Nikolay K, Kolpino, Leningradskaya Oblast

Digging the board tracker style ’bars on the Yam Drag Star. And encouraging to see the bottle of Jim Beam bourbon gently whispering ‘drink me’ as Nikolay tries to tear his gaze off those Ural rear shocks. 

Valeriy K, Saint Petersburg

Again, good to see alcohol in the workshop environment and Valeriy’s green and white checky mat for the Phantom. Note skilled rider covering front brake in readiness for (but not expectation of) an unlikely yet potential centrestand topple-off into photographer. On the ball.

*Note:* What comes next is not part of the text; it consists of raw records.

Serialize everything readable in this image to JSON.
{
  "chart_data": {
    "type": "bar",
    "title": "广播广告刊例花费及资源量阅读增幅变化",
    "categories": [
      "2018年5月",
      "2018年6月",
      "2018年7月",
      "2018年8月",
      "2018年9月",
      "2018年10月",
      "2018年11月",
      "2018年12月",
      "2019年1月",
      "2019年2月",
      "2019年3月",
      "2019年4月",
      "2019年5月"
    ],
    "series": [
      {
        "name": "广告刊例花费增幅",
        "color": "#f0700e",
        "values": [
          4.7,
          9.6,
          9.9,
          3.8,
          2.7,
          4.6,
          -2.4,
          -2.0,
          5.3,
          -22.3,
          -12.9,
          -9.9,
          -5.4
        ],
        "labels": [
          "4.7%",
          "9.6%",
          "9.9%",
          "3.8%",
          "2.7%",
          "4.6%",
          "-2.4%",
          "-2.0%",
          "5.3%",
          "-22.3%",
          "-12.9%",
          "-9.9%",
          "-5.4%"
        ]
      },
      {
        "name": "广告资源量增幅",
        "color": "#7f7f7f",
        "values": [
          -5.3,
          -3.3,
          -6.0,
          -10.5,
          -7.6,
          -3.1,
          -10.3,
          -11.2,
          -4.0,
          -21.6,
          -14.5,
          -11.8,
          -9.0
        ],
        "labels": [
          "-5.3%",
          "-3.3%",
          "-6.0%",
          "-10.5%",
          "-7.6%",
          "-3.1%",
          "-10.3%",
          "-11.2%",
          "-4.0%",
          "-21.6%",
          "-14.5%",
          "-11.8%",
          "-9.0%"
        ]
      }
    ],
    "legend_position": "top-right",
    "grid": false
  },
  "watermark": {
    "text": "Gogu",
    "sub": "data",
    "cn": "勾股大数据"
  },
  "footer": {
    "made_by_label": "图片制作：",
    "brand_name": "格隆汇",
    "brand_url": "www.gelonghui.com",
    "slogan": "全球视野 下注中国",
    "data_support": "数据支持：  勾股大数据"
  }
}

Gennagiy P, Kolpino, Leningradskaya Oblast

If Gennagiy is a genuine policeman (and one suspects not) he should know better than to put stickers all over his visor. And if he’s going to finish off the decorating any time soon he could do a lot worse than see if Igor from Rzhev has got any spare rolls of that stone-cladding stuff. 


Andrei G, Saint Petersburg

Andrei is parked up in a language school office and judging by the muriel on his TT600 he’s something of an Anglophile. He’s got an R1 for when he’s teaching Japanese, an Indian for when he’s doing Indian and a Cossack outfit for chatting to his mates on.  

Alexey M, Saint Petersburg

There’s a certain pre-Great October Revolution (1917) vibe to this gaff. Note the  mouldings (no, not the fugurine) and olde worlde hardwood floor. So refreshing to see Alexey astride a totem of the modern age, a VFR800.

No wonder they had a revolution. Saint Petersburg the ‘Venice Of The North’ on the Neva River in the Gulf of Finland was built by conscripted peasants (who else?) in 1703. The city’s name was changed to Leningrad in 1924 and then back to St Petersburg in 1991. A population of around five million makes it twice the size of Manchester.